About a month ago we talked about New York real estate firm Glenwood Management, who had donated heavily to both Republican and Democrat legislators in the Empire State while having plenty of business involving Albany. They appeared to have snagged both Sheldon Silver and Dean Skelos, and at the time I wondered if the trail was going to lead up to Andrew Cuomo’s office since they had donated more than a million dollars to his gubernatorial war chest. Well, the local political beat reporters have kept after the case and now we’re seeing what may turn out to be a smoking gun of sorts. The Governor’s office has refused a Freedom of Information request for documents related to the investigation, citing a rule which allows such a refusal for documents currently involved in a law enforcement investigation. (From the International Business Times.)

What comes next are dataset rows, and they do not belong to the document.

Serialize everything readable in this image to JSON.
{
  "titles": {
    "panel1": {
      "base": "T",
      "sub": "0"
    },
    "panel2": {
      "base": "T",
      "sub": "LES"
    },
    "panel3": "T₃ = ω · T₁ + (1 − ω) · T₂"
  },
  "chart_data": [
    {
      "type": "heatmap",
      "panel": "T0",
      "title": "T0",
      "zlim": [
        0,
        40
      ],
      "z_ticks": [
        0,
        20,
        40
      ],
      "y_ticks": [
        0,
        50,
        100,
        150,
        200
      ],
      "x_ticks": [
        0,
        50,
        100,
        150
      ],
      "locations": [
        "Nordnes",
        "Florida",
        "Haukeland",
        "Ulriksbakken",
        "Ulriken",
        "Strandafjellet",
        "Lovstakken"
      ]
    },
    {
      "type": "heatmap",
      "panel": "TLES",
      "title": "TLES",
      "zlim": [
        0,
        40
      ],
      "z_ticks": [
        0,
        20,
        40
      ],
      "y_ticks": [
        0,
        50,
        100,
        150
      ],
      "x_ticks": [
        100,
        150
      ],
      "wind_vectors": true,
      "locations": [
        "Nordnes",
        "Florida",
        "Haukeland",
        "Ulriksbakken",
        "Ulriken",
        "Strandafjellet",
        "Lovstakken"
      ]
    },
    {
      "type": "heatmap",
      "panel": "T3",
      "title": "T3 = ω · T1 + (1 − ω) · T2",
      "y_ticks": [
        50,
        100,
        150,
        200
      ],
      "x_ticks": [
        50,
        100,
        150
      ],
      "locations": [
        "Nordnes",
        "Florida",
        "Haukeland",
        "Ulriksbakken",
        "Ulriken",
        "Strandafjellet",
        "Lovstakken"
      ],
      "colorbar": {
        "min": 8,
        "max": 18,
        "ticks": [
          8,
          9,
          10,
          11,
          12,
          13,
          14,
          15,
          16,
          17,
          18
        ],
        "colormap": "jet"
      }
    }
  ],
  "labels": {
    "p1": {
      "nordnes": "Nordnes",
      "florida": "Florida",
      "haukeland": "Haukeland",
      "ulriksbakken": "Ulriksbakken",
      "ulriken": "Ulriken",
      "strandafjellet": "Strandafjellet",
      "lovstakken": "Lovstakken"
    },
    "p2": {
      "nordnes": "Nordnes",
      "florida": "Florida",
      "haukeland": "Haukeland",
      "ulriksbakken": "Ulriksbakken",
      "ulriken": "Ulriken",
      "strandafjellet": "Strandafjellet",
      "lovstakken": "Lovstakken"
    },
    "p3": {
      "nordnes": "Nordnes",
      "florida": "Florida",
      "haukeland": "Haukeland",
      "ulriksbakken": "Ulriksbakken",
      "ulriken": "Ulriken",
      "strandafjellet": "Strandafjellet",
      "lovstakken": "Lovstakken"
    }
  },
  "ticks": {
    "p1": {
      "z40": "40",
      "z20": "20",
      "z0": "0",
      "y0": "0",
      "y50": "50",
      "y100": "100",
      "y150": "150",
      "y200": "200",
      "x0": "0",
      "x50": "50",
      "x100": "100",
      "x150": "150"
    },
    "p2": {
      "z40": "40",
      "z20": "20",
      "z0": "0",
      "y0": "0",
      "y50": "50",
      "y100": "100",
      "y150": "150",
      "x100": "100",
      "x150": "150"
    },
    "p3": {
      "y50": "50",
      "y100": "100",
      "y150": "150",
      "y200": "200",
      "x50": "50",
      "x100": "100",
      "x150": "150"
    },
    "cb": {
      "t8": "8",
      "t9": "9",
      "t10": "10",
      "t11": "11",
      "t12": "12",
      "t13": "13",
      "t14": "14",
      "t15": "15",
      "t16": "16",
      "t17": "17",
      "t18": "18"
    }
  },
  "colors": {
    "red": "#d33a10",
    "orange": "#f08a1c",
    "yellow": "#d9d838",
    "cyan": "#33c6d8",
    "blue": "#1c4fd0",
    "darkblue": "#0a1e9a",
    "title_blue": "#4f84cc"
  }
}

New York Gov. Andrew Cuomo’s administration is blocking the release of details about transactions between the state and the governor’s top campaign donor. The state’s housing agency says it cannot release the documents because it is “cooperating” with a federal prosecutor’s probe of financial relationships between New York lawmakers and campaign donors in the real estate industry who have business before the state.
In rejecting an open-records request, New York officials disclosed the Cuomo administration’s connection to the probe: The letter denying the request specifically cited an exemption for documents involved in a law enforcement investigation. That is apparently the first time New York state officials have acknowledged Cuomo’s housing agency — as opposed to just state legislators — is involved in the investigation.
It’s not a direct admission from anyone in law enforcement, nor is it a flat acknowledgement from Cuomo’s office. But they clearly don’t want to give up the goods and the only loophole they could summon up to keep the press away was to admit that the feds were looking over the material already. But you almost have to give Cuomo some credit for sticking to his potentially tainted guns. When the local media asked him if he planned to stop taking money from the group, he had a complete Alfred E. Neuman response ready.
On the same day as the rejection letter, Cuomo defended Glenwood Management and said he would continue to ask them to donate to his campaigns, according to Capital New York.
“I don’t believe anyone said Glenwood has done anything wrong,” Cuomo said at a press conference. “If somebody did something wrong, then obviously I wouldn’t associate with them politically. But, if no one did anything wrong, then you can’t just say, ‘You have no right to participate in the political process.’”
A spokesperson for Bharara declined to answer IBTimes’ questions about his office’s Albany investigation.
Keep in mind that this is the same New York governor who at one time was being seriously looked at as a presidential contender, or at least a strong Veep choice. (Why couldn’t he have been the frontrunner instead of Hillary before all this news broke?) But the creeping tide of this investigation is sucking in more and more New York politicians. It’s beginning to look like that flood may eventually reach the governor’s mansion after all.